Blender For Virtual Worlds
Visit Gaia Foundation on Atlantis in the Great Canadian Grid for inworld support information.
Set Blender up to work the way you work with custom layouts, themes, file management, and backup strategies. Link your favorite 2D graphics program to Blender and tell Blender to use your graphics card.
Custom Keyboard Shortcuts
2D Graphics Program
Backing Up Files
Project: Get Ready to Model
Blender is highly customizable.
You’ll learn how to emulate the numberpad and three button mouse if you don’t have them.
How to change the UI font size if you have trouble reading the menus and labels.
You’ll tell Blender where to find and save your files by default and how to back up your files so you can recover if projects are lost or damaged in any way.
You’ll learn how to change processing power to your graphics card if it’s possible for your system.
With these settings Blender will be ready for modeling, which you’ll start learning in the next chapter.
To open the User Preference window, go to the Info editor (main menu bar) and navigate to File > User Preferences in the menu, or press Control-Alt-U.
The User Preferences will open in a separate window.
Alternatively, you can select the User Preferences editor with the Editor Selection widget in any Frame.
This is where you can change the settings that control Blender’s user interface. You can change things like the size of your cursor, mini axis, and other 3D View tools.
I recommend not changing anything in this tab until you become more familiar with Blender.
This is where you can change settings for editing tools & options.
Under Undo,Steps (red) is the number of actions you’ve taken that are saved in History (Control-Alt-Z) for the Undo (Control-Z) and Redo (Control-Shift-Z) operations.
Blender sets the default number of steps saved to 32 steps. Since every small action like the selection of a single vertice is saved, I’ve found myself undoing well over 100 steps.
I recommend that you set the maximum to the full 256 steps if your computer system’s memory is capable of handling that.
If your computer has limited memory resources you may want to keep Steps set to a lower value but, I don’t recommend anything less than 64 steps.
Other than that setting, you should leave this tab as it is unless you know what you are doing.
In the left hand column of the Input tab you’ll find settings for your input devices.

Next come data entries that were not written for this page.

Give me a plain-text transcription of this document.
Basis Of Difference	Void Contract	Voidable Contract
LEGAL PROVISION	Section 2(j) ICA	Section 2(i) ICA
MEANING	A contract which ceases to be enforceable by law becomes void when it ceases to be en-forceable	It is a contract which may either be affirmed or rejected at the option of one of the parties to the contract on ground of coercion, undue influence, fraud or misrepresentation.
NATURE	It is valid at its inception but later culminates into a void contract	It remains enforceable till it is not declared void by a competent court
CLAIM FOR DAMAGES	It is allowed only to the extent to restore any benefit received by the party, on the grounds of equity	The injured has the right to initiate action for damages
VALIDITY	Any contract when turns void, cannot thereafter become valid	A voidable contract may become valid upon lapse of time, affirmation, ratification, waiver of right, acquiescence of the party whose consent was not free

If you already know how to use either 3DSMax or Maya you have the option to change the presets and the keyboard shortcuts to match either program in the Presets at the top (red) of the left hand column.
Changing to either of these settings will change Blender’s input methods and shortcut keys to closely match those of the application you choose.
Note: there’s a new option to change to Virtual Worlds. I tried the setting out and found that it doesn’t change in any way that is helpful.
I recommend not changing this setting. It’s preferable to learn Blender’s default commands and shortcut keys so that tutorials, including this tutorial, are not difficult to follow and translate.
But, if you do find it’s too difficult to get used to changing from virtual world building methods to Blender’s, you can try out this setting. If you do, it will be your responsibility to adapt the changes to the methods in tutorials including this one.
If you don’t have a 3 button mouse or number pad on your keyboard you can emulate either or both.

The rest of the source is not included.